Bereaved Warwickshire mother backs new brain tumour initiative
Liz Paul has welcomed the launch of a UK-wide service linking adult patients to suitable clinical trials for brain tumours
A mother from Warwickshire who lost her 31-year-old daughter to a brain tumour in November 2021 has welcomed the launch of Access to Clinical Trials for Brain Tumours (ACT-BT).
Liz Paul’s daughter, Natalie, died just seven weeks after her wedding, following years of treatment including surgery, radiotherapy, chemotherapy, and privately funded immunotherapy.
Reflecting on her daughter’s experience, Liz said: “Accessing clinical trials for Natalie was exceedingly difficult.
"Even just finding out what they are, despite your best efforts – you’re left trawling the internet for hours. You might find some trials, but then you have to work out if you are eligible.”
ACT-BT, co-created and funded by The Brain Tumour Charity and hosted by the University of Leeds, is designed to make it easier for adult patients across the UK to access brain tumour clinical trials.

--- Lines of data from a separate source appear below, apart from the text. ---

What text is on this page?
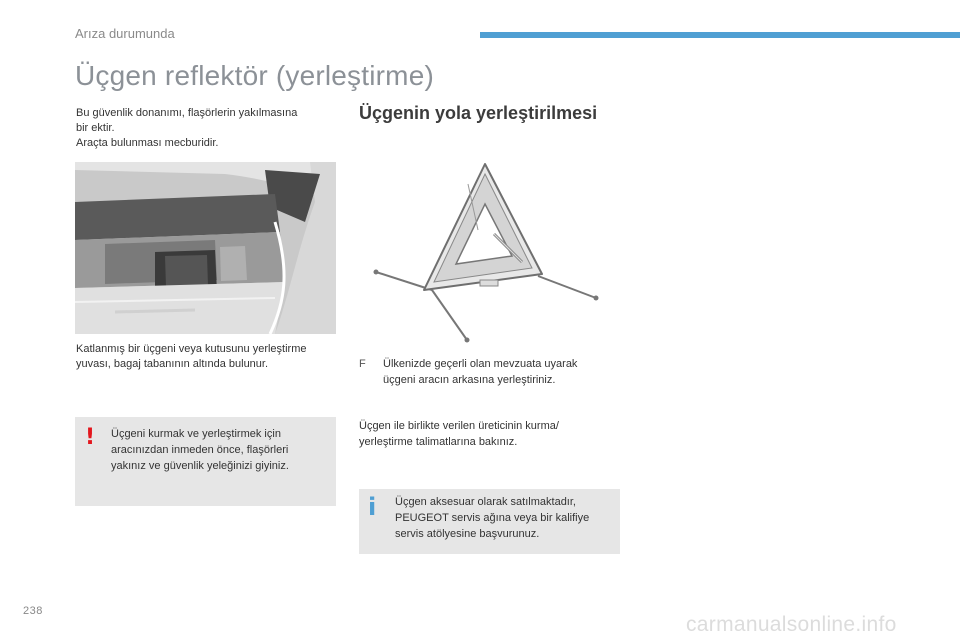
Arıza durumunda
Üçgen reflektör (yerleştirme)
Bu güvenlik donanımı, flaşörlerin yakılmasına
bir ektir.
Araçta bulunması mecburidir.
Üçgenin yola yerleştirilmesi
Katlanmış bir üçgeni veya kutusunu yerleştirme
yuvası, bagaj tabanının altında bulunur.
!	Üçgeni kurmak ve yerleştirmek için
aracınızdan inmeden önce, flaşörleri
yakınız ve güvenlik yeleğinizi giyiniz.
F	Ülkenizde geçerli olan mevzuata uyarak
üçgeni aracın arkasına yerleştiriniz.
Üçgen ile birlikte verilen üreticinin kurma/
yerleştirme talimatlarına bakınız.
i	Üçgen aksesuar olarak satılmaktadır,
PEUGEOT servis ağına veya bir kalifiye
servis atölyesine başvurunuz.
238
carmanualsonline.info
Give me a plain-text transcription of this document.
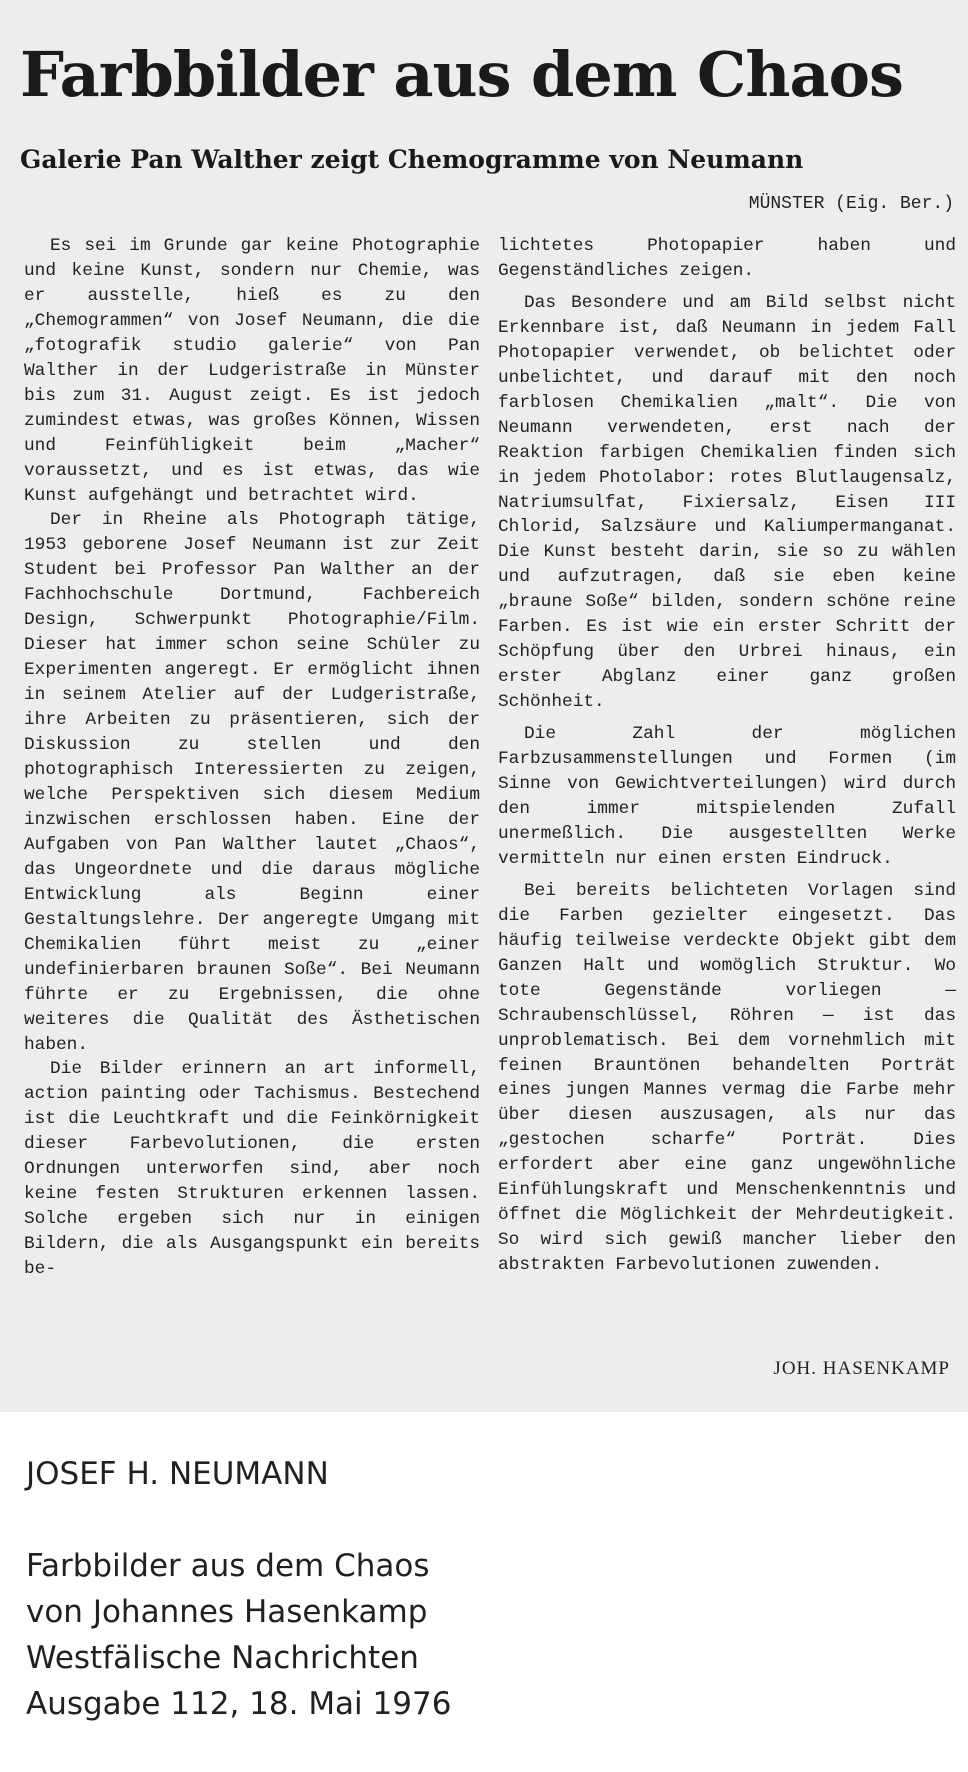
Farbbilder aus dem Chaos
Galerie Pan Walther zeigt Chemogramme von Neumann
MÜNSTER (Eig. Ber.)

Es sei im Grunde gar keine Photographie und keine Kunst, sondern nur Chemie, was er ausstelle, hieß es zu den „Chemogrammen“ von Josef Neumann, die die „fotografik studio galerie“ von Pan Walther in der Ludgeristraße in Münster bis zum 31. August zeigt. Es ist jedoch zumindest etwas, was großes Können, Wissen und Feinfühligkeit beim „Macher“ voraussetzt, und es ist etwas, das wie Kunst aufgehängt und betrachtet wird.

Der in Rheine als Photograph tätige, 1953 geborene Josef Neumann ist zur Zeit Student bei Professor Pan Walther an der Fachhochschule Dortmund, Fachbereich Design, Schwerpunkt Photographie/Film. Dieser hat immer schon seine Schüler zu Experimenten angeregt. Er ermöglicht ihnen in seinem Atelier auf der Ludgeristraße, ihre Arbeiten zu präsentieren, sich der Diskussion zu stellen und den photographisch Interessierten zu zeigen, welche Perspektiven sich diesem Medium inzwischen erschlossen haben. Eine der Aufgaben von Pan Walther lautet „Chaos“, das Ungeordnete und die daraus mögliche Entwicklung als Beginn einer Gestaltungslehre. Der angeregte Umgang mit Chemikalien führt meist zu „einer undefinierbaren braunen Soße“. Bei Neumann führte er zu Ergebnissen, die ohne weiteres die Qualität des Ästhetischen haben.

Die Bilder erinnern an art informell, action painting oder Tachismus. Bestechend ist die Leuchtkraft und die Feinkörnigkeit dieser Farbevolutionen, die ersten Ordnungen unterworfen sind, aber noch keine festen Strukturen erkennen lassen. Solche ergeben sich nur in einigen Bildern, die als Ausgangspunkt ein bereits be-

lichtetes Photopapier haben und Gegenständliches zeigen.

Das Besondere und am Bild selbst nicht Erkennbare ist, daß Neumann in jedem Fall Photopapier verwendet, ob belichtet oder unbelichtet, und darauf mit den noch farblosen Chemikalien „malt“. Die von Neumann verwendeten, erst nach der Reaktion farbigen Chemikalien finden sich in jedem Photolabor: rotes Blutlaugensalz, Natriumsulfat, Fixiersalz, Eisen III Chlorid, Salzsäure und Kaliumpermanganat. Die Kunst besteht darin, sie so zu wählen und aufzutragen, daß sie eben keine „braune Soße“ bilden, sondern schöne reine Farben. Es ist wie ein erster Schritt der Schöpfung über den Urbrei hinaus, ein erster Abglanz einer ganz großen Schönheit.

Die Zahl der möglichen Farbzusammenstellungen und Formen (im Sinne von Gewichtverteilungen) wird durch den immer mitspielenden Zufall unermeßlich. Die ausgestellten Werke vermitteln nur einen ersten Eindruck.

Bei bereits belichteten Vorlagen sind die Farben gezielter eingesetzt. Das häufig teilweise verdeckte Objekt gibt dem Ganzen Halt und womöglich Struktur. Wo tote Gegenstände vorliegen — Schraubenschlüssel, Röhren — ist das unproblematisch. Bei dem vornehmlich mit feinen Brauntönen behandelten Porträt eines jungen Mannes vermag die Farbe mehr über diesen auszusagen, als nur das „gestochen scharfe“ Porträt. Dies erfordert aber eine ganz ungewöhnliche Einfühlungskraft und Menschenkenntnis und öffnet die Möglichkeit der Mehrdeutigkeit. So wird sich gewiß mancher lieber den abstrakten Farbevolutionen zuwenden.

JOH. HASENKAMP

JOSEF H. NEUMANN

Farbbilder aus dem Chaos
von Johannes Hasenkamp
Westfälische Nachrichten
Ausgabe 112, 18. Mai 1976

Liz said: “ACT-BT is a much-needed initiative for people with brain tumours. It will be a great resource for patients and their families, providing a more equitable route for accessing brain tumour clinical trials.”
Clinical trials for brain tumours have the lowest recruitment rates of all cancer types in the UK.
Only 12% of patients have participated in a trial, with key barriers including lack of awareness, distance from specialist centres, and insufficient support for cognitive and physical wellbeing.
Professor Susan Short, co-director of the Leeds Cancer Research Centre and lead of ACT-BT, said: “Our aim is to remove the barriers that stop patients taking part in clinical research. By improving access to trials, we can accelerate discovery and ensure that new treatments reach those who need them sooner.”
Dr Michele Afif, Chief Executive of The Brain Tumour Charity, added: “Brain tumours remain the biggest cancer killer of people under 40. Progress has been frustratingly slow, not helped by the systemic barriers that mean just 12% of brain tumour patients have taken part in a clinical trial.
"By enabling more patients across the UK to access brain tumour clinical trials, we hope to help scientists develop kinder, more effective treatments.”
ACT-BT will operate as a weekly panel of ten experts who will review referred cases and provide tailored advice. The initiative will also involve patients and caregivers in its development through the Patient and Public Involvement and Engagement (PPIE) programme, ensuring their voices guide the process.
Dr Helen Bulbeck, co-founder of brainstrust, said: “Patient voices must be at the heart of improving access to clinical trials. Through our work with ACT-BT, we're ensuring that people affected by brain tumours can shape this initiative from the ground up.
"By involving patients and caregivers at every stage, we can create a system that truly understands and addresses their needs, making clinical trial participation not just possible, but meaningful and supportive.”
ACT-BT is expected to be operational by late spring, offering consultants a simple online referral route to the expert panel. It will also work closely with international trial matching platforms to maximise patient access and build the case for more trials and resources.